サブスクリプション・モデルのメリット・デメリット

 サブスクリプション・モデルは従来の「売り切り」ではないため、商品の所有権が一度に購入者に移ることはありません。毎月、売上高が「使用料」のような感じで入金されるカタチになります。企業と顧客はそのサービスを通じて常に接触があり、顧客の満足度や利用状況に関する洞察、つまりインサイトが得られます。

 言い換えれば、当てずっぽうの勘に頼るマーケティングの重要性が減り、カスタマー・サービスのような継続的なサポートの重要性が高まります。市場調査、フォーカス・グループなどの伝統的なマーケティング活動は要らなくなると論じるアナリストもいます。

 企業は商品ではなくアウトカム(結果)を届けることに専念し、途中であっても顧客が満足しないならサービスを改変する必要ができます。つまり、これまでのソフトウェア・リリースや新車の発表というサイクルは、絶え間ないアップデートにより置き換えられてゆくのです。

 サブスクリプション・モデルは新しいビジネス・モデルなのでKPI(キー・パフォーマンス・インディケーター)、すなわち重要業績評価指標も変わってきます。

 そこでは

  • 年間経常収益(Annual Recurring Revenue)
  • 顧客定着率(Retention Rate)
  • 顧客生涯価値(Lifetime Value)

 などが重要になってきます。

投資目線で見るサブスクリプション・モデル

 さて、投資家目線からサブスクリプション・モデルの魅力を考えると、何よりも将来の売上高が読みやすい点がありがたいです。これをビジビリティー(Visibility)と言います。ビジビリティーが高い、言い直せば将来の数字を読みやすいビジネスに対しては、より高い株価評価を与えることが可能です。

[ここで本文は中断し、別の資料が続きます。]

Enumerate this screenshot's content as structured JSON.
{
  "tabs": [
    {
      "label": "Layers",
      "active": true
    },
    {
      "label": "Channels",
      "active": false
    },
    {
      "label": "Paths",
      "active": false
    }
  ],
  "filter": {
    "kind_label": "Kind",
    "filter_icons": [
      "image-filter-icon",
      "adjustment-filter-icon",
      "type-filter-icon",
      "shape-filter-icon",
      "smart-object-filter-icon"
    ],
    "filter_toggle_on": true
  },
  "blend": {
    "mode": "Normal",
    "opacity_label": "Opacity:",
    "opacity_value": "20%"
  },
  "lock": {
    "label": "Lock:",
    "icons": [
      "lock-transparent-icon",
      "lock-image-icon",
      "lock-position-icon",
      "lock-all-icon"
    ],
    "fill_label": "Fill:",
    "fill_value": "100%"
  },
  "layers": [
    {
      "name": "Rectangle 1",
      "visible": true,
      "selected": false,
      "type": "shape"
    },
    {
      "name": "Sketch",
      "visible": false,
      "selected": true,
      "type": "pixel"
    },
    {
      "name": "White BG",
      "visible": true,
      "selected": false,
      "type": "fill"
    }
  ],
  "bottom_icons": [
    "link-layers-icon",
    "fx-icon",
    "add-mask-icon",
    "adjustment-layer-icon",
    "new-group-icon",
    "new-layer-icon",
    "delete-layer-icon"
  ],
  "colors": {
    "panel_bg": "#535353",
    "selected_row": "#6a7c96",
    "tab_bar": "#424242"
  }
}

 次に、サブスクリプション・モデルでは顧客が比較的軽い気持ちで新しいサービスを試すことができるので顧客獲得コストが安い場合もあります。それは急成長しやすいビジネス・モデルということになります。

 半面、顧客定着率が低い場合、せっかく新規顧客を獲得してもすぐそれらの客が離れてゆくため、新規に獲得したアカウントの顧客生涯価値は低くなります。それが低いということはその企業価値そのものも低くなるわけで、株価低迷の一因になります。